The Charles Sturt Museum is based in Sturt's former home The Grange, which was saved from demolition by being bought by the council in 1956. The museum illustrates his story with "not only ... displays of relics, but interpretive and multimedia displays".

==Transportation==

===Roads===
Grange is serviced by Grange Road, connecting the suburb to Adelaide city centre.
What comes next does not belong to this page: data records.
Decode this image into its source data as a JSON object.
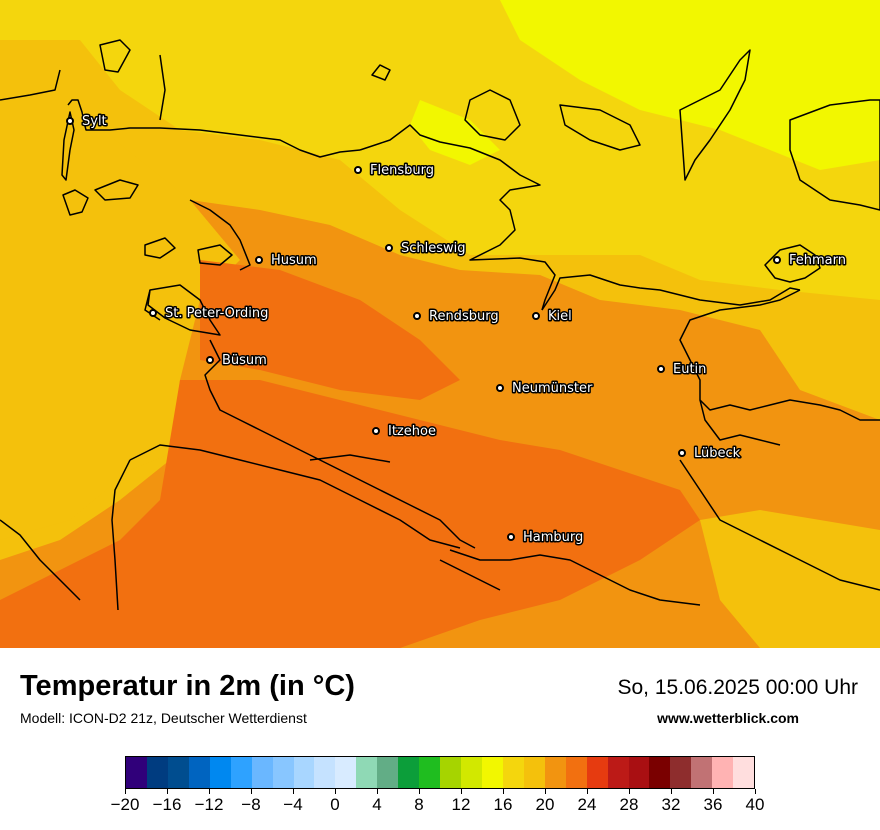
{
  "cities": [
    {
      "name": "Sylt"
    },
    {
      "name": "Flensburg"
    },
    {
      "name": "Schleswig"
    },
    {
      "name": "Husum"
    },
    {
      "name": "St. Peter-Ording"
    },
    {
      "name": "Büsum"
    },
    {
      "name": "Rendsburg"
    },
    {
      "name": "Kiel"
    },
    {
      "name": "Fehmarn"
    },
    {
      "name": "Eutin"
    },
    {
      "name": "Neumünster"
    },
    {
      "name": "Itzehoe"
    },
    {
      "name": "Lübeck"
    },
    {
      "name": "Hamburg"
    }
  ],
  "footer": {
    "title": "Temperatur in 2m (in °C)",
    "subtitle": "Modell: ICON-D2 21z, Deutscher Wetterdienst",
    "datetime": "So, 15.06.2025 00:00 Uhr",
    "website": "www.wetterblick.com"
  },
  "legend": {
    "min": -20,
    "max": 40,
    "step": 2,
    "colors": [
      "#30007a",
      "#003c80",
      "#004d8f",
      "#0064c0",
      "#0088f0",
      "#2ea2ff",
      "#6ab7ff",
      "#88c6ff",
      "#a8d6ff",
      "#c5e2ff",
      "#d8ebff",
      "#8fd9b5",
      "#62ad86",
      "#0c9e3a",
      "#1fbd1f",
      "#a6d400",
      "#d2e800",
      "#f2f700",
      "#f4d60d",
      "#f4c10c",
      "#f29410",
      "#f27010",
      "#e63b10",
      "#bc1a17",
      "#a90f12",
      "#7a0000",
      "#8e2d2d",
      "#c17274",
      "#ffb3b3",
      "#ffdede"
    ],
    "tick_labels": [
      "−20",
      "−16",
      "−12",
      "−8",
      "−4",
      "0",
      "4",
      "8",
      "12",
      "16",
      "20",
      "24",
      "28",
      "32",
      "36",
      "40"
    ]
  },
  "map": {
    "field_colors": {
      "t15": "#f2f700",
      "t16": "#f4d60d",
      "t17": "#f4c10c",
      "t18": "#f29410",
      "t19": "#f27010"
    }
  }
}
Seaview Road and Military Road link Grange to several of Adelaide's other coastal suburbs. Frederick Road, on the suburb's eastern boundary, connects the suburb with the shopping and entertainment facilities in West Lakes.

===Public transport===
Grange is serviced by public transport buses and trains run by the Adelaide Metro. Both Grange and East Grange railway stations on the Grange railway line are in the suburb of Grange. In 1894, the line was extended for a further 2.8 km to terminate at Henley Beach, but it was removed in 1957–58 because the track ran along the increasingly busy Military Road.